'Den See schmückt Asche' von Julia Meisinger (aus Das Wasser auf der dritten Stufe. Jugendliche schreiben in der KZ-Gedenkstätte Ravensbrück)

Den See schmückt Asche
Julia Meisinger

Das Wasser schwappte ruhig an die Stufen, die den Weg in dunkle Tiefen ebneten, nur die Angst nehmen, das konnte es nicht. Selbst die Boote, die knapp davor angedockt waren und malerisch vor dem Städtchen am anderen Ufer posierten, halfen nicht, schürten das Grau-en in der Brust einer jeden Dame, die auf ihrem Marsch dorthin starrte, nur noch an.
Doch den Kopf senkten die Rebellinnen im Angesicht ihrer Zukunft auf dem See nicht, denn sie wollten sich dem nicht hingeben.
Durften es nicht.
Nicht, solange auch nur ein Tränentropfen von Hoffnung vorhanden war.
Ob es nicht doch nichts weiter als ein Trugbild war, war unwichtig.
Aber es war bereits Herbst, und gerettet hatte sie noch niemand.
Immerhin schenkten die Bäume ihnen einen kleinen Glücksmoment mit ihrer Farbenpracht, einer sanften, liebenden Herdfeuerstelle gleich.
Ein Geschenk, das an ein Zuhause erinnerte.
Und eines, das einen letzten, flehend zärtlichen Aufstand forderte.

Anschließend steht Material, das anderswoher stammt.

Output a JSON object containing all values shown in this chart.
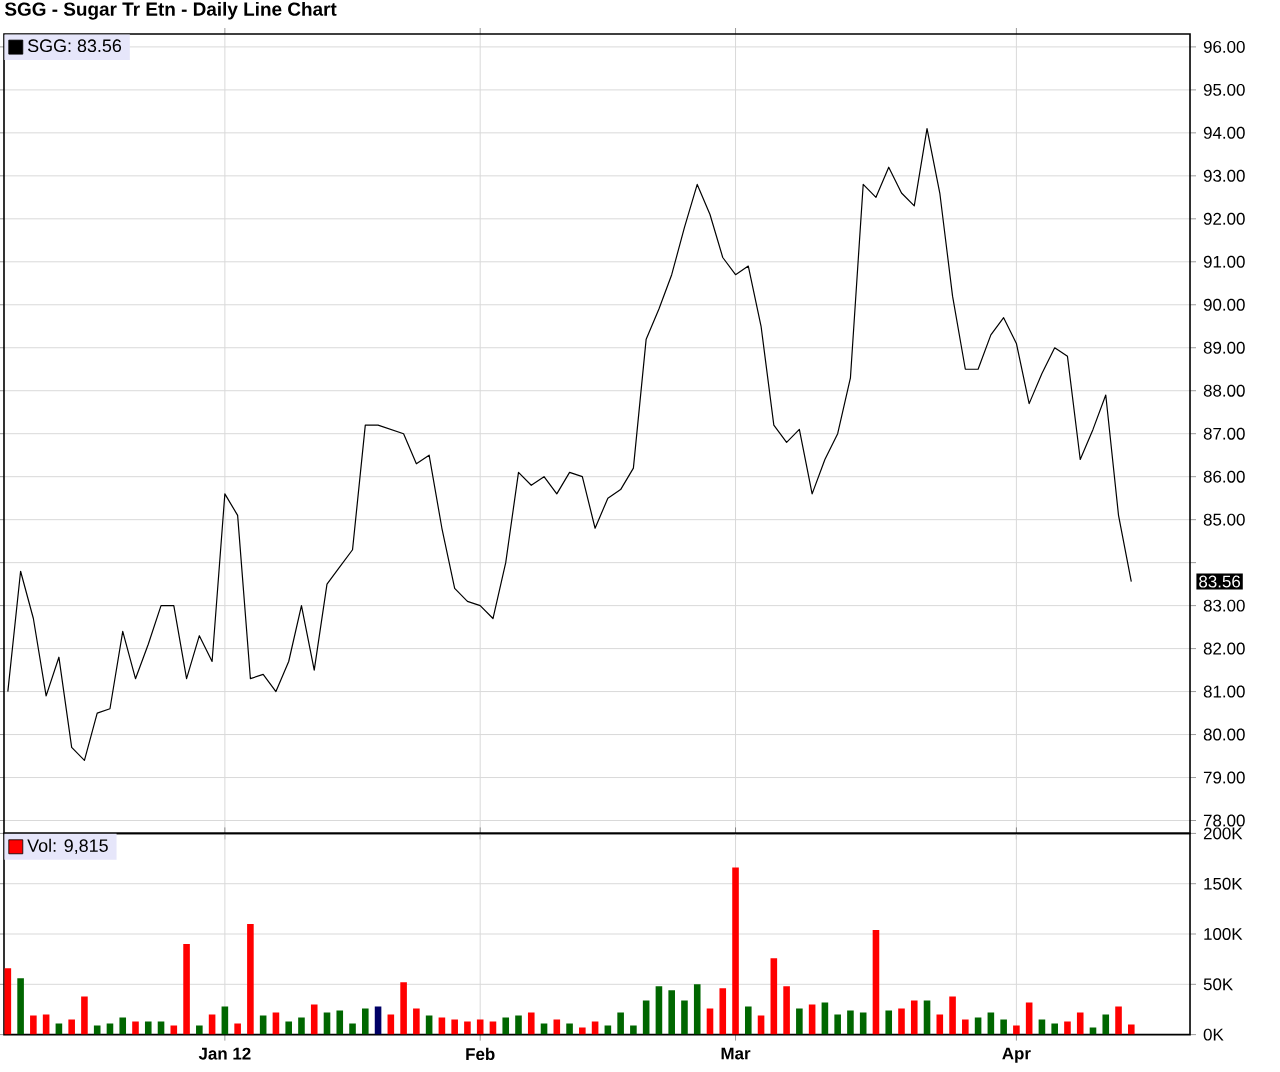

Hand an Hand lösten sich daraufhin zwei wiedergewordene Mädchen von dem Marsch, mit stetem Schritt auf das Ufer zuschreitend, den Blick fest auf die Bäume in der Ferne gerichtet.
„Die Trauerweiden stehn´ hier gut“, sagte die eine und drückte die Hand ihrer Schwester fester an ihr noch schlagendes Herz.
Die andere lächelte mit nassen Mundwinkeln. „Darunter begraben zu werden wäre schön. Dann können wir auch zu Weiden werden.“
Doch zwei Flecke beschmierten beider Rücken und während erst eine sich zum Wasser verbeugte, dann die andere, freuten sich die Schornsteine schon auf neue Asche zum Hoffnung Verbrennen, den See zu schmücken.